- Shydner in 1989
- Born: Ritchie A. Shidner December 3, 1952 (age 73) Pennsville, New Jersey, U.S.
- Spouse: Carol Leifer ​ ​(m. 1981; div. 1987)​
- Children: 2

Comedy career
- Years active: 1977–present
- Medium: Stand-up, writing, television, film
- Genres: Improvisational comedy, observational comedy
- Website: www.ritchshydner.com

= Ritch Shydner =

American actor

Ritchie A. "Ritch" Shydner (born December 3, 1952) is an American stand-up comedian, comedy writer and actor.

==Early life==
Shydner was born in the small town of Pennsville Township, New Jersey, and attended Pennsville Memorial High School. He studied business and sociology at Gettysburg College, where he and sidekick, Camillo "Mad-Dog" Melchiorre, wrote, produced and starred in comedy skits for parents' weekends and fraternity events. Carmen "Honest-Abe" Volpecelli and Pluto "Fenderhead" Dombrosky also contributed to their "Used Car Salesman" skit. After graduation, Shydner was a substitute teacher in Pennsville, and managed a band. He began to work for a congressman, which sparked his interest in law school. As a student at George Mason University in Fairfax, Virginia, he decided to become a stand-up comedian. He began writing, and sent material to Mad magazine and National Lampoon, but found little success. Shortly thereafter, Shydner started performing stand-up comedy.

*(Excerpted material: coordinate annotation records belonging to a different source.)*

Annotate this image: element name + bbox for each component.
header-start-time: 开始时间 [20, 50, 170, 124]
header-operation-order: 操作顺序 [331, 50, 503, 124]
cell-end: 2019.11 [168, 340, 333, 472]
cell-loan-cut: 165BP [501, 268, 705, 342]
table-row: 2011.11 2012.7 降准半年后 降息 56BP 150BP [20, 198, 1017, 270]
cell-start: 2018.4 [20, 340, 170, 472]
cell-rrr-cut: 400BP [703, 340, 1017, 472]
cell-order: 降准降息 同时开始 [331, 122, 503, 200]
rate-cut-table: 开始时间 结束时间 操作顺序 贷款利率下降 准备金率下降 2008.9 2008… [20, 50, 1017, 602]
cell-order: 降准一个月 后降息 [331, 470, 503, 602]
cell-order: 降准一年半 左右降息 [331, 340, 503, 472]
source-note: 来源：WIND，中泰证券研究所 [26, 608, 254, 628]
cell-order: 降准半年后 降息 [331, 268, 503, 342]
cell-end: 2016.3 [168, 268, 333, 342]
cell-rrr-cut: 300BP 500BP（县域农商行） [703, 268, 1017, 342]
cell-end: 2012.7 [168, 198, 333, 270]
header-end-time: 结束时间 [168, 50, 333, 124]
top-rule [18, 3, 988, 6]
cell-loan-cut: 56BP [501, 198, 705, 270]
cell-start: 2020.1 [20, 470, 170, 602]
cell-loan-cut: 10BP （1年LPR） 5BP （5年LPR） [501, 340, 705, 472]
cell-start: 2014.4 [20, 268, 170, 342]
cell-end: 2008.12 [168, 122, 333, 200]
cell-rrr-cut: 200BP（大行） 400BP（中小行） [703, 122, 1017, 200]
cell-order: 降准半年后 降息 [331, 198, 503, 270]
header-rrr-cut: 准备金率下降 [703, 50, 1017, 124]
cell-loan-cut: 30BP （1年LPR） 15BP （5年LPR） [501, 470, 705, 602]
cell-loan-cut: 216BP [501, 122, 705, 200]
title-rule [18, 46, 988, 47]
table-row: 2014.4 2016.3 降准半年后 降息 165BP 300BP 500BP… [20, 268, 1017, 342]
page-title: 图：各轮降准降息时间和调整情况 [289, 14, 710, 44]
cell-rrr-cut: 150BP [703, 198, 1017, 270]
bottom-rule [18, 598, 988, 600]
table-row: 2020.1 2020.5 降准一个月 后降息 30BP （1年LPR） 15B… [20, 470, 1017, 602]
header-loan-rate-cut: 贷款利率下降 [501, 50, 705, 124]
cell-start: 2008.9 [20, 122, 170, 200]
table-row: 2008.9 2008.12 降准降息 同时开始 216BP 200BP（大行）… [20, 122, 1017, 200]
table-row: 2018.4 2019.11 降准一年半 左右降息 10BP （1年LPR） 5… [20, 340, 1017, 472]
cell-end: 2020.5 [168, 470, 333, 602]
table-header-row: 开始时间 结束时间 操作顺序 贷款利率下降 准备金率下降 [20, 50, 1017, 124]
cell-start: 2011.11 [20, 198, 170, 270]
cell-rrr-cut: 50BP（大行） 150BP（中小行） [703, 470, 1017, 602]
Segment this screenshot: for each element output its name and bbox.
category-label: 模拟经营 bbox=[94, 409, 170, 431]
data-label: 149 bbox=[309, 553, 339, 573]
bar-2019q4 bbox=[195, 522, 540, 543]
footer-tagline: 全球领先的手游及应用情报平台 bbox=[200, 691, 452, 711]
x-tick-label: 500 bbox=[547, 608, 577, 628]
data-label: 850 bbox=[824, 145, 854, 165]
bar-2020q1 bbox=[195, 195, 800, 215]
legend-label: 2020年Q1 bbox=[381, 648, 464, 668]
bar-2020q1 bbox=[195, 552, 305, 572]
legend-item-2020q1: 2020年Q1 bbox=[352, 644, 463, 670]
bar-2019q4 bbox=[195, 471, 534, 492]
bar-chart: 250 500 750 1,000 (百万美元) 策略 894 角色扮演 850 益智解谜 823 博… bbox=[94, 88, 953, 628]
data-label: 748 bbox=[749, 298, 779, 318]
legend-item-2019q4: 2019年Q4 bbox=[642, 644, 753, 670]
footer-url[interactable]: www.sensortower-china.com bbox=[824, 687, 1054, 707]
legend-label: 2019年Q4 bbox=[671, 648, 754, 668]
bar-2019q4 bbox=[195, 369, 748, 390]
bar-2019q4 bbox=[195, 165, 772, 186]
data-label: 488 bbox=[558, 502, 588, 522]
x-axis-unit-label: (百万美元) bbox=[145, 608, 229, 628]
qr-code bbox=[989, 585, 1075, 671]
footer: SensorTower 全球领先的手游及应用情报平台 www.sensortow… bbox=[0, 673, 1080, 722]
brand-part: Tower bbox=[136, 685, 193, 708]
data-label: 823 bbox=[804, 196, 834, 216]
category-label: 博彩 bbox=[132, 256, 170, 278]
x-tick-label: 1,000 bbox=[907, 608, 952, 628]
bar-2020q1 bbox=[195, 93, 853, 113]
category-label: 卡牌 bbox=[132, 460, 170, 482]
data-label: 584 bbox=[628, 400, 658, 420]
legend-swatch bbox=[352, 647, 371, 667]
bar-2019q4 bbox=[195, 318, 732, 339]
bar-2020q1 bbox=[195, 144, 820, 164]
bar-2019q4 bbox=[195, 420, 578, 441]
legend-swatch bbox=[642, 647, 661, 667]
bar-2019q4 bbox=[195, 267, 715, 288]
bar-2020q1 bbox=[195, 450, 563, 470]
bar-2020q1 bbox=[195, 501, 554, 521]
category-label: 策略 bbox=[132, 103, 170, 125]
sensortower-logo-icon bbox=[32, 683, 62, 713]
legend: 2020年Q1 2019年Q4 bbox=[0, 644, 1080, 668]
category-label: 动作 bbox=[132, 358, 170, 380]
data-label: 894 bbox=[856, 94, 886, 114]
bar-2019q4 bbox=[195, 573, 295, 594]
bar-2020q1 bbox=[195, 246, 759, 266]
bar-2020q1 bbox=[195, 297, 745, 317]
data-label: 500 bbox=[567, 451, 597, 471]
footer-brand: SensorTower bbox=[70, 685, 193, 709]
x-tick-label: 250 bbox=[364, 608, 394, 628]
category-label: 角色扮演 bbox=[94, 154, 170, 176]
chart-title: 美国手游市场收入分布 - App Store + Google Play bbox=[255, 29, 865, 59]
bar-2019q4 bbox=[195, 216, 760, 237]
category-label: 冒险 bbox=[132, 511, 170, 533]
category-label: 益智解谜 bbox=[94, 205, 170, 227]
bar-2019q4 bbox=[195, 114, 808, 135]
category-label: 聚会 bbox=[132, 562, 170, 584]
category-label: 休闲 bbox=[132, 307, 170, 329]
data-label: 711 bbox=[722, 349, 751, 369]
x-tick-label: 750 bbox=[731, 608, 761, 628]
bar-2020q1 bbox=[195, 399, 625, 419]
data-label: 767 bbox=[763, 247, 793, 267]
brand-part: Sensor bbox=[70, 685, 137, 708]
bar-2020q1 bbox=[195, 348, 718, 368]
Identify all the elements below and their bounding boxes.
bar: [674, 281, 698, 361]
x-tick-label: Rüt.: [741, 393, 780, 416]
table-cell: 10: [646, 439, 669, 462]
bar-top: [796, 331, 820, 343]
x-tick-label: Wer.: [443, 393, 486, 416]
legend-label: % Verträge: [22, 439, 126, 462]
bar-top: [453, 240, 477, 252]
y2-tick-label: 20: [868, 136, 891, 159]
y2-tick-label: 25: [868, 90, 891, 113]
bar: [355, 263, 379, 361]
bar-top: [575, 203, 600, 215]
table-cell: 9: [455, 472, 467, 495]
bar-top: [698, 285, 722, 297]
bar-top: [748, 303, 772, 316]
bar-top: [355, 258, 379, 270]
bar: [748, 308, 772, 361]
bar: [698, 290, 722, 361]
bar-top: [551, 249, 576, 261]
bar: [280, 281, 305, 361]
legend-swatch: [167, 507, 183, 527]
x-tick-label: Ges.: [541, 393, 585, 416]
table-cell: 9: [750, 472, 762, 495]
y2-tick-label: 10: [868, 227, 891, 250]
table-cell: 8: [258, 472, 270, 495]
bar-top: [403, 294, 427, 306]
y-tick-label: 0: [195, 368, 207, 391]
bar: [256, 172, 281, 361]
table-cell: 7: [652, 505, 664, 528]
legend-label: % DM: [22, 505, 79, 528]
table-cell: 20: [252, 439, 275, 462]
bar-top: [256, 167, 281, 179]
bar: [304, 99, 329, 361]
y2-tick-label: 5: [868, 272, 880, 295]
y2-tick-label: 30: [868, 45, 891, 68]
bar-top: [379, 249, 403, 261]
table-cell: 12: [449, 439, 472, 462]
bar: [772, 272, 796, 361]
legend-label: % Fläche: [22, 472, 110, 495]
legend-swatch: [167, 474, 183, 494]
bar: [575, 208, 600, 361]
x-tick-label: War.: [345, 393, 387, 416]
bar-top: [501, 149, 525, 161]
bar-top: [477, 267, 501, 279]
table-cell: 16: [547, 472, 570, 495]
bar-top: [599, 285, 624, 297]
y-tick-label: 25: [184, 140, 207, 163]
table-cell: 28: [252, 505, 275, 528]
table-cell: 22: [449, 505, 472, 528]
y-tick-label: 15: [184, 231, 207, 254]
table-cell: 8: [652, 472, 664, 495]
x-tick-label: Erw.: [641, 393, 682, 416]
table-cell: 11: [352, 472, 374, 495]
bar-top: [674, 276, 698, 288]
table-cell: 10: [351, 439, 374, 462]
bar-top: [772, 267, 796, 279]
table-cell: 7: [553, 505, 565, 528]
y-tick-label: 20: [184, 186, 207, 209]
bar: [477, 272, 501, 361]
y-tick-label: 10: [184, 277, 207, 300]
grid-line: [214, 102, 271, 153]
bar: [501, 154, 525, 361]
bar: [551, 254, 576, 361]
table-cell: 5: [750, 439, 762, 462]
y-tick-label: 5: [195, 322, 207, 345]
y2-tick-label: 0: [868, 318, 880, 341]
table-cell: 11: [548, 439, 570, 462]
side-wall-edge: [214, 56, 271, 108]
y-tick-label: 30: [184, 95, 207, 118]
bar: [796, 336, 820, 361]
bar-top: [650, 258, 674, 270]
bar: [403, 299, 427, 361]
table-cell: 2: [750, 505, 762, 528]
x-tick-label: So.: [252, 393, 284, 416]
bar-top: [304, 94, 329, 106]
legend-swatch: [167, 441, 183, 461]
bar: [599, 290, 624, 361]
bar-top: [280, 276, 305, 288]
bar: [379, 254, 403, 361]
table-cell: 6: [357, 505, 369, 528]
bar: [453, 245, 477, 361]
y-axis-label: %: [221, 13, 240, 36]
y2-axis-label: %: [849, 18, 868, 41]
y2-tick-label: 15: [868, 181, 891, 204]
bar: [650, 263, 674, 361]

In the mid-1970s, Shydner went to open mic nights at local coffeehouses, and began opening for bands in Washington, D.C. and New York City. In 1982, he brought his act to Los Angeles. Slowly he started getting called in to audition for casting directors. Shydner studied acting for about four years and landed a regular role on Married... with Children.

==Career==
As a stand-up comedian, Shydner appeared on The Tonight Show Starring Johnny Carson, Late Night with David Letterman and The Tonight Show with Jay Leno numerous times. He performed a HBO half-hour special called One Night Stand, as well as was a guest on Comics Unleashed. Shydner, along with comedian Mark Schiff, compiled stories of comedians on the road in a 2006 book entitled I Killed.

Shydner was featured in the 2010 documentary I Am Comic, in which he traveled around the country interviewing various comedians, a process that ultimately led to his return to stand-up by going on the stage again after 13 years of retirement.

As an actor, Shydner played Al Bundy's co-worker and friend Luke Ventura on Married... with Children and made guest appearances on other TV shows such as Designing Women, Roseanne and Dr. Katz, Professional Therapist. His film roles include Beverly Hills Cop II and Roxanne.

Shydner's influences are Art Carney, Lenny Bruce, Red Skelton and George Carlin.